Référence des ports
Port 6443 (TCP) – Serveur d'API Kubernetes
Port sécurisé par défaut du serveur d'API Kubernetes (kube-apiserver), le plan de contrôle du cluster.
État par défaut
kube-apiserver sert du HTTPS sur 6443. Les clusters durcis exigent authentification et RBAC, mais ceux mal configurés autorisent l'accès anonyme ou accordent des rôles trop larges, exposant le contrôle total du cluster.
Attaques courantes
- Accès anonyme ou RBAC trop permissif menant à la prise de contrôle totale du cluster
- Lecture des Secrets, ConfigMaps et identifiants dans tous les namespaces
- Déploiement de pods malveillants pour exécuter du code sur les nœuds et pivoter en interne
- Pivotement vers l'API kubelet exposée sur 10250 pour l'exécution au niveau du nœud
Durcissement
- Désactiver l'authentification anonyme et appliquer un RBAC à moindre privilège
- Lier le serveur d'API à un réseau privé ; ne jamais exposer 6443 à Internet
- Exiger une authentification forte (certificats/OIDC) et la journalisation d'audit
- Restreindre l'API kubelet (10250) et utiliser des NetworkPolicies
- Maintenir Kubernetes à jour et faire tourner les identifiants
Commande nmap
nmap -p6443 --script ssl-cert,http-title <target>Remplacez <target> par l’hôte ou la plage que vous êtes autorisé à scanner.
Que tourne sur le port 6443 ?
Le port 6443 est le port sécurisé par défaut du serveur d'API Kubernetes
(kube-apiserver), le cœur du plan de contrôle. Chaque composant — kubectl, les
contrôleurs, les kubelets et les opérateurs — s'authentifie auprès du serveur
d'API via HTTPS sur 6443 pour lire et modifier l'état du cluster. C'est le point
de terminaison le plus sensible d'un cluster Kubernetes.

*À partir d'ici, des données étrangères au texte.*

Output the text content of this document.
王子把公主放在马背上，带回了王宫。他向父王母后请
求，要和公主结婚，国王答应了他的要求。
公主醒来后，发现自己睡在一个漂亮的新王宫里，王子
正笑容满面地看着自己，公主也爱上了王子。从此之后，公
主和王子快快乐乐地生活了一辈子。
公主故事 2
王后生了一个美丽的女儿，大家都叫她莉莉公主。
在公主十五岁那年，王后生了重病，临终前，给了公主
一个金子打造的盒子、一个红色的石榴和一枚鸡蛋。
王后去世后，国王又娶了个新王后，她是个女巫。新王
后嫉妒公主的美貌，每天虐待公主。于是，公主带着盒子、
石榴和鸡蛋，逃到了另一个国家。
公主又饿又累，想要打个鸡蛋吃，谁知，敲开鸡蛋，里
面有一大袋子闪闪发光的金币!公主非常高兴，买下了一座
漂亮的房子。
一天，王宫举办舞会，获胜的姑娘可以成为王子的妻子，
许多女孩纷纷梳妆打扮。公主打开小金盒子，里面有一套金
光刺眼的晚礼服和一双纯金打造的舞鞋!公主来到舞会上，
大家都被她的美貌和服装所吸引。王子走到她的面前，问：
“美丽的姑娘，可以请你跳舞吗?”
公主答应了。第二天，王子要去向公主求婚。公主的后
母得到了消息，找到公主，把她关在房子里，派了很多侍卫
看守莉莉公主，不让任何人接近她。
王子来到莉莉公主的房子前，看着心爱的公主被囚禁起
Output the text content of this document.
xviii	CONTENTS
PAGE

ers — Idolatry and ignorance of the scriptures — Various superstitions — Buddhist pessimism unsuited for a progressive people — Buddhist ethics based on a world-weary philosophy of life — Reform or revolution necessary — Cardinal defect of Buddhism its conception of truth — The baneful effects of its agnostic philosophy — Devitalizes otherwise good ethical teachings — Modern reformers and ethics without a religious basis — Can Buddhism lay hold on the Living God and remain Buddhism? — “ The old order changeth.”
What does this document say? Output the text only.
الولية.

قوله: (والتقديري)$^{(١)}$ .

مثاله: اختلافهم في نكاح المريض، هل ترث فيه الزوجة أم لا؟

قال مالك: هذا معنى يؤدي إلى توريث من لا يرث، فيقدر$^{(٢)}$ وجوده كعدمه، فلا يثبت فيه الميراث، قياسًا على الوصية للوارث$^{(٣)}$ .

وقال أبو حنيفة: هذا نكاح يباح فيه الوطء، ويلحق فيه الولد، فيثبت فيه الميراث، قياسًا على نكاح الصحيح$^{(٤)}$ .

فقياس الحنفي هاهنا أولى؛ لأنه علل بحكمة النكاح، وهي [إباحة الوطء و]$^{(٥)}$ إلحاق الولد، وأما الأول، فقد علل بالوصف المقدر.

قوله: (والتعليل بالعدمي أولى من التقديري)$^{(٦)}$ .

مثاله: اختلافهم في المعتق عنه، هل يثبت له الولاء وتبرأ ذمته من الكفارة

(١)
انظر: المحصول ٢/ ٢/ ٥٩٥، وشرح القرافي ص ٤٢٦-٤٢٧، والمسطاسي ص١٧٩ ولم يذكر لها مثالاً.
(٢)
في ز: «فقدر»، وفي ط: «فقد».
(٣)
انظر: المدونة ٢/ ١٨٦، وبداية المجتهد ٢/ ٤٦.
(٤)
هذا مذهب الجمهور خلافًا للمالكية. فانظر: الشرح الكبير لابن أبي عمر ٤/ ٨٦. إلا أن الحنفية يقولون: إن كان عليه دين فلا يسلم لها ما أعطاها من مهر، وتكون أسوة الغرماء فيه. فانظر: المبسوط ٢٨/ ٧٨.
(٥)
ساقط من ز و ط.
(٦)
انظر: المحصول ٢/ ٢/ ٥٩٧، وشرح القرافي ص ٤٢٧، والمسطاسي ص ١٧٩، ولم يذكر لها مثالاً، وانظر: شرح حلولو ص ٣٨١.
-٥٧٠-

Pourquoi c'est important pour la sécurité
Quiconque contrôle le serveur d'API contrôle le cluster. Les déploiements durcis exigent authentification et RBAC, mais les clusters mal configurés autorisent l'accès anonyme ou accordent des rôles trop larges, laissant quiconque atteint 6443 lire les Secrets et identifiants, déployer des charges de travail et s'exécuter sur les nœuds. Combiné à une API kubelet exposée sur 10250, cela mène à la prise de contrôle complète du cluster et des hôtes.
Comment c'est attaqué
Les attaquants scannent les ports 6443 ouverts et testent l'accès anonyme ou un RBAC faible. Avec le moindre point d'ancrage, ils vident les Secrets et ConfigMaps de tous les namespaces, récoltent des identifiants et déploient des pods malveillants pour exécuter du code sur les nœuds. De là, ils pivotent vers l'API kubelet (10250) pour l'exécution au niveau du nœud et se déplacent latéralement dans le cluster et les comptes cloud connectés.
Liste de durcissement
Désactivez l'authentification anonyme et appliquez un RBAC à moindre privilège, en auditant les liaisons de rôles. Liez le serveur d'API à un réseau privé et gardez 6443 hors d'Internet. Exigez une authentification forte (certificats clients ou OIDC), activez la journalisation d'audit, restreignez l'API kubelet (10250) et appliquez des NetworkPolicies. Maintenez Kubernetes à jour et faites tourner les identifiants. Utilisez l'extrait nmap ci-dessus pour vérifier l'exposition sur les clusters que vous êtes autorisé à tester.
Ports liés
Questions fréquentes
- Est-il sûr d'exposer le serveur d'API Kubernetes sur le port 6443 ?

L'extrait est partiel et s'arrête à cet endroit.